副社長と秘密の溺愛オフィス
「急に来て悪いですね。彼女――じゃなくて、わたしに似合いそうなものを見繕ってもってきてください。普段着から少しかしこまった場所に出られるドレスも何着がお願いします」

 ド、ドレス? そんなもの必要ない。
 
 ぶんぶんと頭をふるわたしを副社長がチラッと見る。けれど無視して担当者と話を続けていた。

「では、ご用意する間にお茶をお持ちします」

 それまで副社長と話をしていた担当者が、急に話をこちらにふってきた。

「はい! お願いします」

 突然のことで驚いて、結構大きな声が出てしまった。

「かしこまりました。しばらくお待ちくださいませ」

 サロンの担当者がお茶を運んできたあと、サロンにふたりっきりなる。

「副社長わたし、初めてです。こんなふうに買い物するの」

 出された紅茶をさっそくいただく。おそらく高級なものだろう。香りがすごくいい。

「いつもなら事前に連絡して用意しておいてもらうんだけどな。急だったから準備ができるまでもうちょっと待て」

 そう言ってカップを傾ける姿は、外見はわたしなのにものすごく堂々としていてこの豪華な雰囲気にも負けていない。感心してみていると、カップをサイドテーブルに置いた副社長が呆れたように言う。
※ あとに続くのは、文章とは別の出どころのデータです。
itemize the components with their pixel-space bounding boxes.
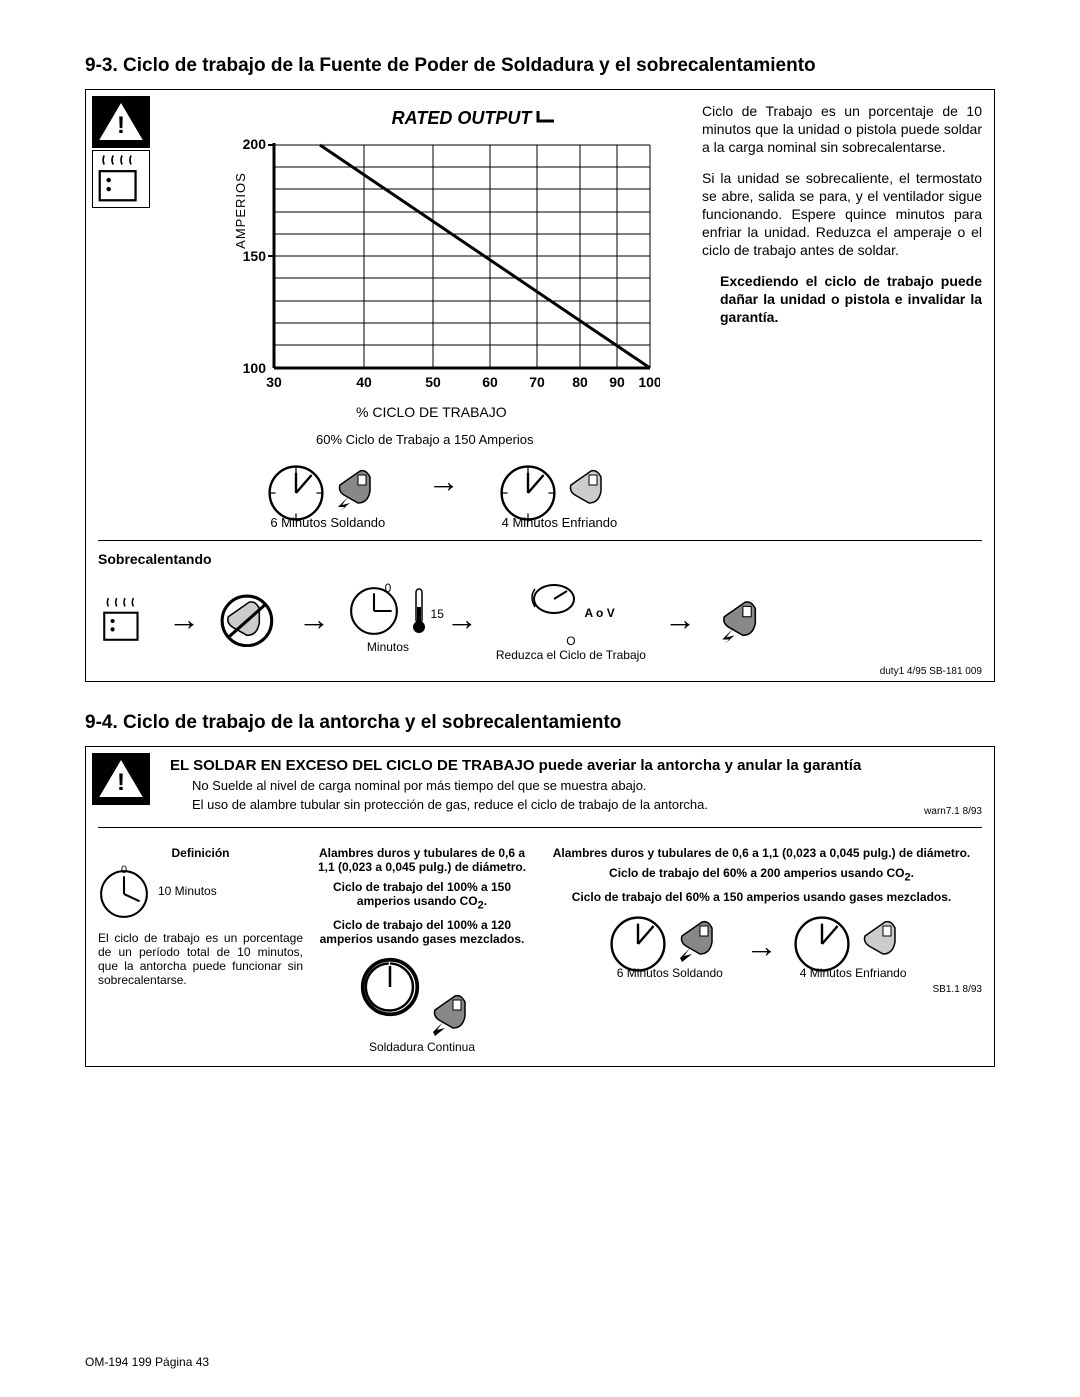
definition-column: Definición 0 10 Minutos El ciclo de trab… (98, 846, 303, 987)
reduce-block: A o V O Reduzca el Ciclo de Trabajo (496, 577, 646, 662)
duty-cycle-explanation: Ciclo de Trabajo es un porcentaje de 10 … (702, 102, 982, 338)
reference-code: duty1 4/95 SB-181 009 (86, 666, 994, 677)
svg-text:200: 200 (243, 136, 267, 152)
knob-icon (527, 577, 581, 617)
overheating-label: Sobrecalentando (86, 551, 994, 567)
svg-text:!: ! (117, 112, 125, 139)
clock-4min-icon (792, 914, 852, 966)
wire-100-column: Alambres duros y tubulares de 0,6 a 1,1 … (317, 846, 527, 1054)
welder-person-icon (330, 463, 390, 515)
clock-6min-icon (608, 914, 668, 966)
svg-text:70: 70 (529, 374, 545, 390)
wait-15-block: 0 15 Minutos (348, 585, 428, 654)
svg-text:60: 60 (482, 374, 498, 390)
svg-text:90: 90 (609, 374, 625, 390)
welder-ok-icon (714, 594, 776, 646)
divider (98, 827, 982, 828)
arrow-icon: → (168, 601, 200, 638)
welding-cooling-row: 6 Minutos Soldando → 4 Minutos Enfriando (266, 463, 994, 530)
reference-code: SB1.1 8/93 (541, 984, 982, 995)
section-94-title: 9-4. Ciclo de trabajo de la antorcha y e… (85, 712, 995, 734)
svg-text:100: 100 (638, 374, 660, 390)
warning-icon: ! (92, 96, 150, 148)
arrow-icon: → (298, 601, 330, 638)
y-axis-label: AMPERIOS (233, 172, 248, 249)
welder-person-icon (425, 988, 485, 1040)
svg-text:150: 150 (243, 248, 267, 264)
svg-text:50: 50 (425, 374, 441, 390)
hot-unit-icon (98, 594, 150, 646)
cycle-example-label: 60% Ciclo de Trabajo a 150 Amperios (316, 432, 994, 447)
arrow-icon: → (428, 463, 460, 500)
cooling-phase: 4 Minutos Enfriando (498, 463, 622, 530)
divider (98, 540, 982, 541)
svg-text:40: 40 (356, 374, 372, 390)
welder-person-icon (672, 914, 732, 966)
torch-warning-block: ! EL SOLDAR EN EXCESO DEL CICLO DE TRABA… (86, 747, 994, 824)
x-axis-label: % CICLO DE TRABAJO (356, 404, 994, 420)
clock-6min-icon (266, 463, 326, 515)
continuous-clock-icon (359, 956, 421, 1018)
arrow-icon: → (746, 928, 778, 965)
clock-4min-icon (498, 463, 558, 515)
thermometer-icon (410, 585, 428, 637)
svg-text:!: ! (117, 769, 125, 796)
warning-icon: ! (92, 753, 150, 805)
section-93-box: ! RATED OUTPUT AMPERIOS 200 150 100 (85, 89, 995, 682)
welder-resting-icon (561, 463, 621, 515)
svg-text:30: 30 (266, 374, 282, 390)
arrow-icon: → (446, 601, 478, 638)
section-93-title: 9-3. Ciclo de trabajo de la Fuente de Po… (85, 55, 995, 77)
svg-text:100: 100 (243, 360, 267, 376)
no-weld-icon (218, 594, 280, 646)
chart-svg: 200 150 100 (230, 133, 660, 398)
wire-60-column: Alambres duros y tubulares de 0,6 a 1,1 … (541, 846, 982, 994)
welder-resting-icon (855, 914, 915, 966)
welding-phase: 6 Minutos Soldando (266, 463, 390, 530)
hot-machine-icon (92, 150, 150, 208)
svg-text:80: 80 (572, 374, 588, 390)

「なぁ、そんなことよりもその〝副社長〟って呼ぶのやめないか?」

「え?」

「これから毎日一日中顔を合わせるのに、それじゃ俺の肩がこる」

「でも……じゃあ、甲斐さん?」

「はぁ? なんでそうなる⁉ 紘也でいいよ。俺も明日香って呼ぶ」

 そっちの方が『なんでそうなる⁉』だ。今まで副社長としか呼んでいなかったのに、いきなり飛躍しすぎな気がする。